I’ve got the krytons, who’s got some enriched Pu? let’s build this thing!!! <g>
<insert witty sig here>
As to where to place the bomb, I have a small observation. I remember reading about the Dambuster missions that the English ran during WWII. Part of the strategy was to detonate the damn underwater on the deep side so that the water itself would compress the blast. The rotating bombs were dropped, and they skipped across the water till they hit the dam and then sank. The bomb was triggered by a pressure sensitive device when the bomb got to a certain depth that I remember was somewhere above the bottom.
I guess part of the answer to the question depends on the defintion of “withstand”. If that means “vaporize”, I’m not sure what the answer is. If it mean “put the sucker out of service”, as was the allied goal in WWII, it seems almost unquestionalbe that it would work. They weren’t Hoover dams, but the ones on the Ruhr were pretty substantial and they were taken out with about 2,000 pounds of conventional high explosive.
The Trustworthy Troglodyte
I’m not sure that’s a good analogy. Clay is a homogenious (or pretty much) substance made of very small particles. Concrete is an mixture of larger particles of several different minerals, some of which are baked in the manufacturing process.
Actually, watter transmits shock waves much better than air does, because of its greater density.
I’m reminded of a video I saw in a physics class, where a smallish TNT bomb was placed at one end of a swimming pool, and a 5-gallon glass bottle at the other. When the bomb was set off, the bottle blew apart. When the experiment was duplicated in an empty pool of the same size, the bottle was unaffected.

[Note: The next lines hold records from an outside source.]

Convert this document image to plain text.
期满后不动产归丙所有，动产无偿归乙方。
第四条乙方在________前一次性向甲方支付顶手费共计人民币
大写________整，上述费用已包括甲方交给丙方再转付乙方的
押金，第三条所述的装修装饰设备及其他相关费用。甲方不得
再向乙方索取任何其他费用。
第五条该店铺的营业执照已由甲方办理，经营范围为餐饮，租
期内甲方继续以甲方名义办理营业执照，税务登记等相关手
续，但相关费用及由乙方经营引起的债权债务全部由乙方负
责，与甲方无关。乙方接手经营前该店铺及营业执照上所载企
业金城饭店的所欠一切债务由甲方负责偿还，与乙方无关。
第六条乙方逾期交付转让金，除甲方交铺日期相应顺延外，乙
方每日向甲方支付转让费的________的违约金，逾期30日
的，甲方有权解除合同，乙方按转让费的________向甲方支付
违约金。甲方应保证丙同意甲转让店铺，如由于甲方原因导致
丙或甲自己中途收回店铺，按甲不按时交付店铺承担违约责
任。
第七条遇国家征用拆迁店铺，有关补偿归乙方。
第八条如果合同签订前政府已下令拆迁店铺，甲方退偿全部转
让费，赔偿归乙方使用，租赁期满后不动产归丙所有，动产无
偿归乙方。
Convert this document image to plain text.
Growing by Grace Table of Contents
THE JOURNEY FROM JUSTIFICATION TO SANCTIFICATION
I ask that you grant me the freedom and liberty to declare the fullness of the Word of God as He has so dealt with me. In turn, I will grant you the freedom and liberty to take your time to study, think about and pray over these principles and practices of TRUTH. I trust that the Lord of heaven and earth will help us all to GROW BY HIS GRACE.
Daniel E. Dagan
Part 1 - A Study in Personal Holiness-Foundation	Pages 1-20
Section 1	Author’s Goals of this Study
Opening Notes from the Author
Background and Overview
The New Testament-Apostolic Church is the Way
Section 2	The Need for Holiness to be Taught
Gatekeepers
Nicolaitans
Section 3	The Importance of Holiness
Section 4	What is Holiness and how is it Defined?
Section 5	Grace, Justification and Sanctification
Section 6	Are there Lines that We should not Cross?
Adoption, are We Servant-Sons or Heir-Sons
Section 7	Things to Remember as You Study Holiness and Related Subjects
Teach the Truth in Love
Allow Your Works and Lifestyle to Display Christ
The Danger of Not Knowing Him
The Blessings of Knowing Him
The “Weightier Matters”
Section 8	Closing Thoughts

Water does absorb radiation very well, so a nuke’s “flash” might be greatly lessened, but I don’t think it would have all that much effect on concrete anyway (unless it was intense enough to vaporise it entirely). Come to think of it though, the radiation would flash-boil one hell of a lot of water, and that would make a serious blast effect of its own.
Drop a SUBROC…they’re nuclear tipped torpedos, designed to flatten submarines (or sub groups). Submarines have an intense disadvantage, since even with the titanium hull of the Russian Alfa-class, normal torpedo explosions tend to cause a great deal of grief (hence why US Submarine technology has been based on avoiding torpedos more than withstanding them)
What does that have to do with a dam? The WWII dam busters were 1000 lb of explosives that were made to sink and explode near the base of the dam…they split the dams pretty easily. Magnify that by about 500-5000 (depending on size of bomb), and people several miles downstream will be picking pieces of Hoover Dam out of their house…
About the difference in medium: Water dampens the explosion a bit, but remember the weight difference between water and air. Getting hit by a 40 mph gust of wind isn’t so bad, getting hit by a wave of water moving at 40 mph will knock you off your feet easily.
On the bright side: the heat factor of the explosion will lessen the floods a bit. On the down side, it’ll be a bit balmy in the area for a while.
Naggy
“I am an Anarchist. The reason I don’t promote Anarchy is because I don’t trust you idiots.” -anon
A situation occured where the dams upstream from Hoover appeared to give way. IF they had Hoover would’ve gone. So they wouldn’t even have to blow up Hoover.
Israel apparently has kept Egypt in line more than once by threatening the Ansawm (sp??) Dam.
Does it really matter whether the dam could withstand a nuclear blast? Isn’t that sort of like asking whether your pants will still be nicely creased after a head-on collision?
“Well, we’ve been hit by a big-ass nuclear bomb and most everything’s been incinerated. The unlucky few of us are sitting here watching our skin melt.
Uh-oh, here comes some water. That’s going to ruin our day.”